According to Jinks, $1.5 million was dedicated to Complete Streets related traffic issues for the FY 2017 budget. Jinks said a $500,000 increase each year would be healthy for the program, but wouldn’t solve the issues with long-term demand or necessarily increase the speed of the process.

“Traffic calming takes a lot of meetings,” said Jinks. “You don’t just go out and change things. You have to make sure there’s a lot of community input and discussion. Even if there was an ideal amount of money in the budget, it would still take us years to work through each neighborhood.”

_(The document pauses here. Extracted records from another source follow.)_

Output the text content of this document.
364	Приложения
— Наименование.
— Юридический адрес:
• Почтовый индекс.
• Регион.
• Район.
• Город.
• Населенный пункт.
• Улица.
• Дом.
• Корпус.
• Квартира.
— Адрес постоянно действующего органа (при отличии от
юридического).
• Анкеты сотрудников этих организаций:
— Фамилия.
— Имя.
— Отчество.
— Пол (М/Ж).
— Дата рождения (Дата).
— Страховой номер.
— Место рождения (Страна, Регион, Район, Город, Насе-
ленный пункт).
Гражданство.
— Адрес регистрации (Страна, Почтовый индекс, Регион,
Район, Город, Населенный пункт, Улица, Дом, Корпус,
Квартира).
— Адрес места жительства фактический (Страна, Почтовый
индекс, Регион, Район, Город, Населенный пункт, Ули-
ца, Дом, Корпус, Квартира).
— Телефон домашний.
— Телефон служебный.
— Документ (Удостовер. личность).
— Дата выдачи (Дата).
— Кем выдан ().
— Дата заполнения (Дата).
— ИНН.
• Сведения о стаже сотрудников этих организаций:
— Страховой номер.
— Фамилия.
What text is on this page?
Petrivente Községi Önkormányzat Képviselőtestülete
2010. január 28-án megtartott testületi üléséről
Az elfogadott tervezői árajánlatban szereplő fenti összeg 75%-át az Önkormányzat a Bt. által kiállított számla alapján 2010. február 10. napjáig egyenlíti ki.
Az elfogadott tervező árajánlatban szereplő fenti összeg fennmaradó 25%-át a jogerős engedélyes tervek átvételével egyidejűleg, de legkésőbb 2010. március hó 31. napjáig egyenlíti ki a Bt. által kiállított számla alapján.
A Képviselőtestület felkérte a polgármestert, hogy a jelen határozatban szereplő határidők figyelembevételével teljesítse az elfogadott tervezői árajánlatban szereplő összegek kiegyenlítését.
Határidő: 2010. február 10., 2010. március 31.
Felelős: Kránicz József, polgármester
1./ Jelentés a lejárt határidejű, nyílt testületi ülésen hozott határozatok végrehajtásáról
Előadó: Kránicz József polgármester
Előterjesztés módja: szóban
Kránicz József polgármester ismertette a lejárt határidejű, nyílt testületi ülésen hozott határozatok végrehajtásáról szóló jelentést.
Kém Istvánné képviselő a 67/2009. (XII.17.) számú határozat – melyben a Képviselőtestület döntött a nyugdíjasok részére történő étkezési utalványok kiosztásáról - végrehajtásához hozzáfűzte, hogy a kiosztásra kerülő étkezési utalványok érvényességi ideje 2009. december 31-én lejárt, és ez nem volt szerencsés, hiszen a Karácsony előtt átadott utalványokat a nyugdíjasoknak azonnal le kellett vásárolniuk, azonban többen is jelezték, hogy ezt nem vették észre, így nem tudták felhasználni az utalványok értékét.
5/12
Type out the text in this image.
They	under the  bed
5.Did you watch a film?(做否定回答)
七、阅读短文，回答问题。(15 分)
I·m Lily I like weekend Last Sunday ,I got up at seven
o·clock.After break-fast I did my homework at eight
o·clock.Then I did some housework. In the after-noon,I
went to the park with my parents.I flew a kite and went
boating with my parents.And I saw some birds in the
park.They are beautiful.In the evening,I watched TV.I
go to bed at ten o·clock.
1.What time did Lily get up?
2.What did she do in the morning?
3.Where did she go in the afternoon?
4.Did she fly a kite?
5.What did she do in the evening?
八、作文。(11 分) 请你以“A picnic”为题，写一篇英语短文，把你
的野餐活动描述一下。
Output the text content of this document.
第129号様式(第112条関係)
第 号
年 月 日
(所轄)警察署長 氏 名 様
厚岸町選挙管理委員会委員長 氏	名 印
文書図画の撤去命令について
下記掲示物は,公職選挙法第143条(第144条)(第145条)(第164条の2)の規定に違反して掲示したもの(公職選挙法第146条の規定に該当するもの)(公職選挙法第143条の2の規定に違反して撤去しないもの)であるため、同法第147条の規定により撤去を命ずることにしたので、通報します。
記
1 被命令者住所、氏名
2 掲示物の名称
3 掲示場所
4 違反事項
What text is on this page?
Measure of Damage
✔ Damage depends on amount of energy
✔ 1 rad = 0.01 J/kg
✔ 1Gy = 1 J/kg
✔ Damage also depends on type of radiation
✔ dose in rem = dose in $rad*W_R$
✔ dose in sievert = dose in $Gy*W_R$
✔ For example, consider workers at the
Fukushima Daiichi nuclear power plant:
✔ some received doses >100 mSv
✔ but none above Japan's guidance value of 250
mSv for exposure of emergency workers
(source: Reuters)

Jake Jakubek, a citizen representative on the Transportation Commission, said many projects get stalled when transportation budget funding is consumed by Metro needs. Jakubek said he hoped the city would be able to find a way to budget needs of other city transportation from funding reserved for Metro.

Residents also expressed dissatisfaction with the 11.3 millions of gallons of sewage dumped into Oronoco Bay every year, but Jinks said while other outfalls in the city are not spilling as much sewage, they are being dumped into smaller bodies of water.

“The outfalls at Hoof’s Run and Jones Point are the priorities given to us by the [Virginia Department of Environmental Quality],” said Jinks. “The outfall from Oronoco Bay, from a state view, is a lower priority. The Potomac River has such volume that the Oronoco Bay is such a smaller percentage [of sewage] than the amount that goes into Holmes Run. The state decided to tackle streams and tributaries first. We will be dealing with Hoof’s Run and the outflow at South Royal Street first.”

Jinks said the two major external drivers of cost in FY2017 are going to be increasing public school enrollment and Metro funding.

“We’re looking at 500 new students over the next few years at about $10,000 per student,” said Jinks. “That’s $5 million in new costs.”

What will happen with Metro, Jinks said, is still vague at this point.

“If there’s not a fare increase, and who knows if that’s going to happen, we know state and federal government aren’t going to be increasing their funding to the Metro next year,” said Jinks. “That leaves only local funding.”

A proposal to close 20 Metro stations during off-peak hours, presented by Metro last week, would include Alexandria’s Van Dorn and Eisenhower Metro stations.

“I don’t think the threat to close stations in the middle of the day was serious,” said Jinks. “It made no sense and appeared to be posturing.”

On both the public schools and Metro, Jinks said it’s too early to predict exactly what the cost to the Alexandria taxpayer will be. According to Jinks, Superintendent Alvin Crawley’s proposed Capital Improvement Plan budget proposal is expected to be released within the next few weeks, while Jinks said Metro General Manager Paul Wiedefeld is expected to make his budget announcement “shortly.”

According to Morgan Routt, director of management and budget, the current capital funding agreement with Metro ends in 2017, meaning the city will begin new financing negotiations with Metro. Routt said Metro is currently anticipating a $275 million gap in its FY2018 operating costs.

The budget will be a main topic of discussion at the City Council’s Nov. 5 retreat and the council will give city and school staff their budget guidance on Nov. 9.